Park City is home to two world-class ski resorts, Park City Mountain and Deer Valley, with 7,300 acres, making the surrounding land a commodity for development and city-wide growth, both of which carry the potential to affect the very draw that brings hundreds of thousands of tourists each year – our open lands. But thanks to the watchful eye of Summit Land Conservancy, a local non-profit working hard behind the scenes to ensure our mountain town remains the ever-enticing getaway from big-city living, we are able to keep overdevelopment at bay.

Summit Land Conservancy

It’s hard to believe, but 20 years ago, “There were cows at Kimball junction and Empire Pass was back country skiing,” says Summit Land Conservancy’s Chief Executive Officer Cheryl Fox, “Developments had been approved and open spaces we had taken for granted, were going to be gone. We were freaking out.” Unlike other mountain communities, much of the land in Park City and the Wasatch Back is privately owned, which makes our town’s greatest natural resource, vulnerable to extinction. “If we wanted to be fair to the landowners,” says Fox, “We had to figure out how to buy land. In 2002 the Summit Land Conservancy incorporated as our own nonprofit land trust. We really are still true to that initial motivation, we’re proactive about saving the places that are most critical to our communities.”

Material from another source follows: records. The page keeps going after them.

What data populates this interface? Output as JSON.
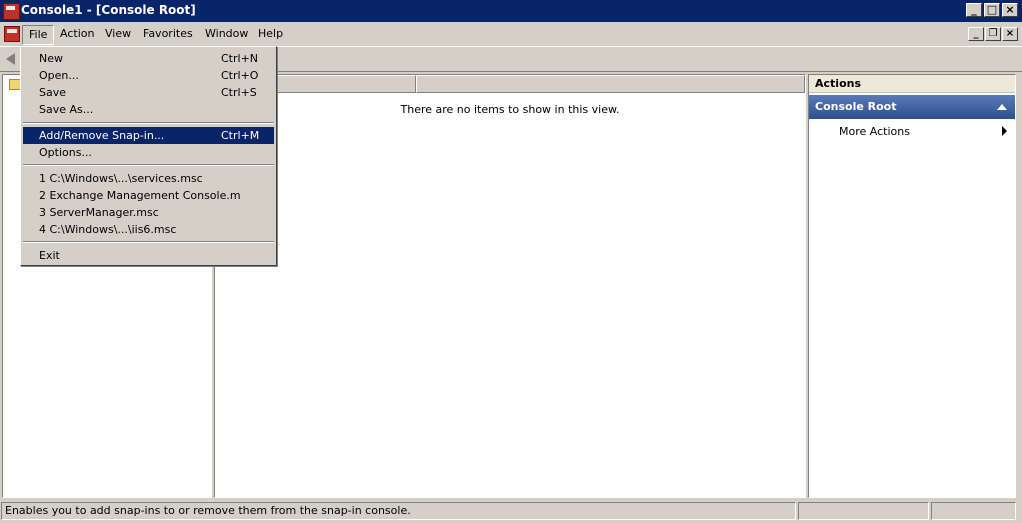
{
  "window": {
    "title": "Console1 - [Console Root]",
    "minimize_label": "_",
    "maximize_label": "□",
    "close_label": "×"
  },
  "menubar": {
    "items": [
      {
        "label": "File"
      },
      {
        "label": "Action"
      },
      {
        "label": "View"
      },
      {
        "label": "Favorites"
      },
      {
        "label": "Window"
      },
      {
        "label": "Help"
      }
    ],
    "mdi_minimize": "_",
    "mdi_restore": "❐",
    "mdi_close": "×"
  },
  "file_menu": {
    "items": [
      {
        "label": "New",
        "shortcut": "Ctrl+N"
      },
      {
        "label": "Open...",
        "shortcut": "Ctrl+O"
      },
      {
        "label": "Save",
        "shortcut": "Ctrl+S"
      },
      {
        "label": "Save As...",
        "shortcut": ""
      },
      {
        "label": "Add/Remove Snap-in...",
        "shortcut": "Ctrl+M",
        "highlighted": true
      },
      {
        "label": "Options...",
        "shortcut": ""
      },
      {
        "label": "1 C:\\Windows\\...\\services.msc",
        "shortcut": ""
      },
      {
        "label": "2 Exchange Management Console.m",
        "shortcut": ""
      },
      {
        "label": "3 ServerManager.msc",
        "shortcut": ""
      },
      {
        "label": "4 C:\\Windows\\...\\iis6.msc",
        "shortcut": ""
      },
      {
        "label": "Exit",
        "shortcut": ""
      }
    ]
  },
  "center": {
    "empty_message": "There are no items to show in this view."
  },
  "actions": {
    "header": "Actions",
    "section_title": "Console Root",
    "more_actions": "More Actions"
  },
  "statusbar": {
    "text": "Enables you to add snap-ins to or remove them from the snap-in console."
  },
  "icons": {
    "app": "mmc-console-icon",
    "back": "back-arrow-icon",
    "folder": "folder-icon"
  },
  "colors": {
    "titlebar": "#0a246a",
    "highlight": "#0a246a",
    "chrome": "#d4d0c8",
    "actions_section": "#2e4f8f"
  }
}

A native Californian, Fox’s mission was to prevent the hyper-growth and overdevelopment she’d watched pave over Southern California’s orange groves and flower fields in the 1970s. Having moved to Park City in 1987, she was selected to join The Park City Leadership Program, Class IV in 1997. “In the Leadership Program we meet government officials, nonprofit leaders, spend a lot of time looking at who is making things happen, what is happening, and take a trip to other towns to look at how they’re solving problems. We decided there ought to be an organization that would raise money here to save land here.”

And save they have. According to their website, since 2002, Summit Land Conservancy has preserved more than 8,000 acres across four counties with 80% of their easements open to public use. They have received $33.6M in grant awards from the federal government, and in 2011 became the first land trust in Utah to be accredited by the Land Trust Accreditation Commission, a national organization that recognizes land trusts meeting the highest national standards for excellence and conservation permanence. “We don’t manage the land, we steward the land,” says Fox, “We partner with the landowners in making sure the reasons the easements were placed on the lands are remembered and respected forever.”

The Coalition

Preserving land is not a one-person job. In fact, it’s not a two-, three-, or four-person job either. It’s a community, a team, and a partnership between government, landowners, locals, lawyers, and activists. “Land conservation is a team sport,” says Fox, “It takes a lot of partners. Land is expensive. Land use has a lot of laws and regulations that have to be negotiated. We’ve been really successful working with the state of Utah and the federal government to get significant funding, like $8-9M grants to save this farmland. They’re not easy to get, and they shouldn’t be; it’s federal money, it’s everyone’s money.”

Today, Summit Land Conservancy is working towards preserving and conserving Marchant Meadows, Kamas Meadows, Muirfield Park, Iron Mountain & Treasure Hill, and two more projects near Coalville on the Weber River & Chalk Creek. They rely heavily on foundations, government programs, business partners, and gifts from individuals to buy the development rights (and sometimes the land outright), so these properties remain forever as natural habitats and open spaces. “[The land] was not protected by accident,” says Fox, “And it was not protected for free. We are the only thing holding [overdevelopment] back. We can’t stop it all but can stop some of it. Hopefully enough.”